Tuesday, June 15, 2010

Last Acts

The resurgence of Betty White's career is satisfying to witness. But the truth is she never stopped working or faded away. She's been a continuous presence on television since its inception, making her debut in 1949, and on radio long before that. You can watch her as a young woman in her own series Life With Elizabeth beginning in 1952, frozen forever at age 30 in the cinched dresses of the period, then chart her progress through the decade to a surprising appearance as a U.S. Senator in 1962's Advise & Consent, with a pit stop on Password, where she married the host. Then come the iconic comedic characters, the man-hungry Happy Homemaker Sue Ann Nivens, followed by her polar opposite, the dizzy simpleton Rose Nylund. and when she's not on TV, she's making films. I still remember watching her feed cows to the giant alligator in Lake Placid when I saw it in the theatre (don't ask) and how the audience gasped when she called the sheriff "Fuck Meat." It's around that time that her crusty, self-deprecating humor really blossomed and bloomed, but she's continued to test her mettle in television series like Ally McBeal and Boston Legal, right up to her recent Facebook-fueled Saturday Night Live guest host gig. And tomorrow she launches yet another series, with the let's-hope-it's-better-than-it-looks TV Land Network premier of Hot In Cleveland.

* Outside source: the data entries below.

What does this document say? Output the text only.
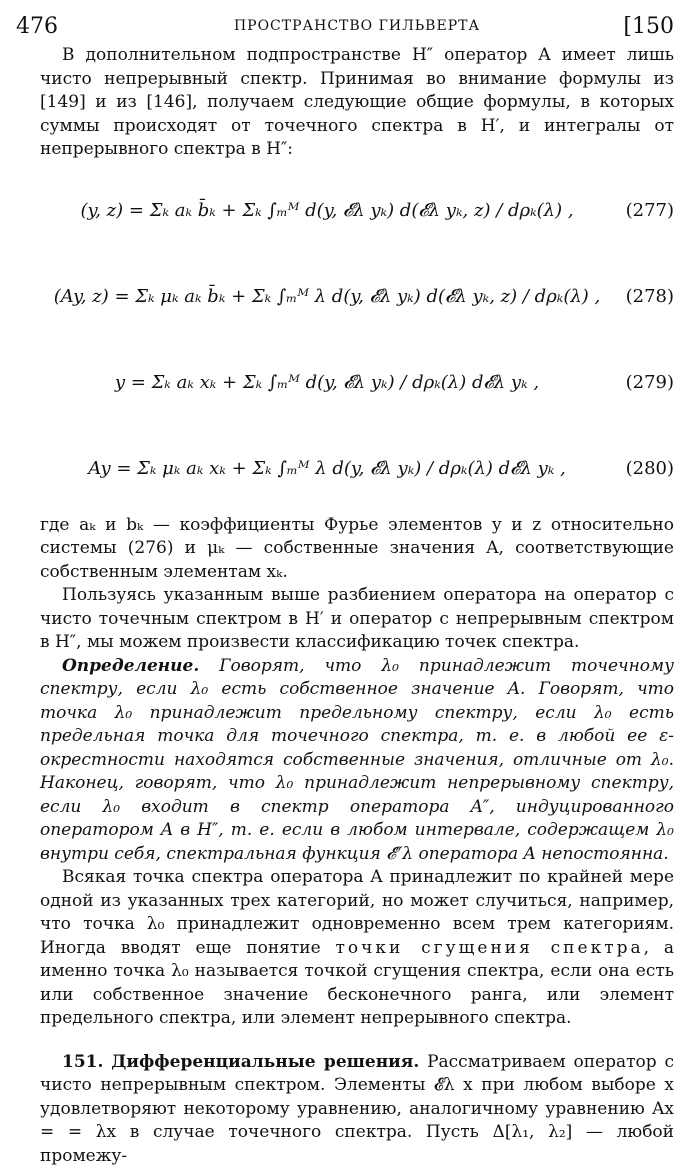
476	ПРОСТРАНСТВО ГИЛЬВЕРТА	[150

В дополнительном подпространстве H″ оператор A имеет лишь чисто непрерывный спектр. Принимая во внимание формулы из [149] и из [146], получаем следующие общие формулы, в которых суммы происходят от точечного спектра в H′, и интегралы от непрерывного спектра в H″:

(y, z) = Σₖ aₖ b̄ₖ + Σₖ ∫ₘᴹ d(y, 𝓔λ yₖ) d(𝓔λ yₖ, z) / dρₖ(λ) ,	(277)
(Ay, z) = Σₖ μₖ aₖ b̄ₖ + Σₖ ∫ₘᴹ λ d(y, 𝓔λ yₖ) d(𝓔λ yₖ, z) / dρₖ(λ) ,	(278)
y = Σₖ aₖ xₖ + Σₖ ∫ₘᴹ d(y, 𝓔λ yₖ) / dρₖ(λ) d𝓔λ yₖ ,	(279)
Ay = Σₖ μₖ aₖ xₖ + Σₖ ∫ₘᴹ λ d(y, 𝓔λ yₖ) / dρₖ(λ) d𝓔λ yₖ ,	(280)

где aₖ и bₖ — коэффициенты Фурье элементов y и z относительно системы (276) и μₖ — собственные значения A, соответствующие собственным элементам xₖ.

Пользуясь указанным выше разбиением оператора на оператор с чисто точечным спектром в H′ и оператор с непрерывным спектром в H″, мы можем произвести классификацию точек спектра.

Определение. Говорят, что λ₀ принадлежит точечному спектру, если λ₀ есть собственное значение A. Говорят, что точка λ₀ принадлежит предельному спектру, если λ₀ есть предельная точка для точечного спектра, т. е. в любой ее ε-окрестности находятся собственные значения, отличные от λ₀. Наконец, говорят, что λ₀ принадлежит непрерывному спектру, если λ₀ входит в спектр оператора A″, индуцированного оператором A в H″, т. е. если в любом интервале, содержащем λ₀ внутри себя, спектральная функция 𝓔″λ оператора A непостоянна.

Всякая точка спектра оператора A принадлежит по крайней мере одной из указанных трех категорий, но может случиться, например, что точка λ₀ принадлежит одновременно всем трем категориям. Иногда вводят еще понятие точки сгущения спектра, а именно точка λ₀ называется точкой сгущения спектра, если она есть или собственное значение бесконечного ранга, или элемент предельного спектра, или элемент непрерывного спектра.

151. Дифференциальные решения. Рассматриваем оператор с чисто непрерывным спектром. Элементы 𝓔λ x при любом выборе x удовлетворяют некоторому уравнению, аналогичному уравнению Ax = = λx в случае точечного спектра. Пусть Δ[λ₁, λ₂] — любой промежу-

With so much exposure, I hope that she doesn't degrade her brand -- because face it, Betty White's career right now is at a defining apex that it took 70 years to reach -- the way another enjoyable actress did about 25 years ago. After a long and distinguished career as a character actress on stage and film, and even as a screenwriter, Ruth Gordon came into her own in a similar way, already well into her 60s. Riding the success of Rosemary's BabyHarold & Maude and a few other notable screen credits, she became a hot commodity. Soon everywhere you looked she was twinkling and mugging her dried apple doll pixie face across the screen, playing everything from Carlton the Doorman's mother on Rhoda to making weakly-conceived guest appearances on Newhart, Taxi, and The Love Boat. Her characters were always eccentric and manic but ultimately wise from their years of hardscrabble living; there was always a message to impart before she left you too soon, much the way her most memorable character did when she took the poison tablets, on Maude's 80th birthday.  

Betty White is nearly 89, but I hope she has many more years of triumph and success. Unlike Ms. Gordon and some others, hers might be an image so familiar and edgy and likable that it's impervious to the tarnish of overexposure. We'll see.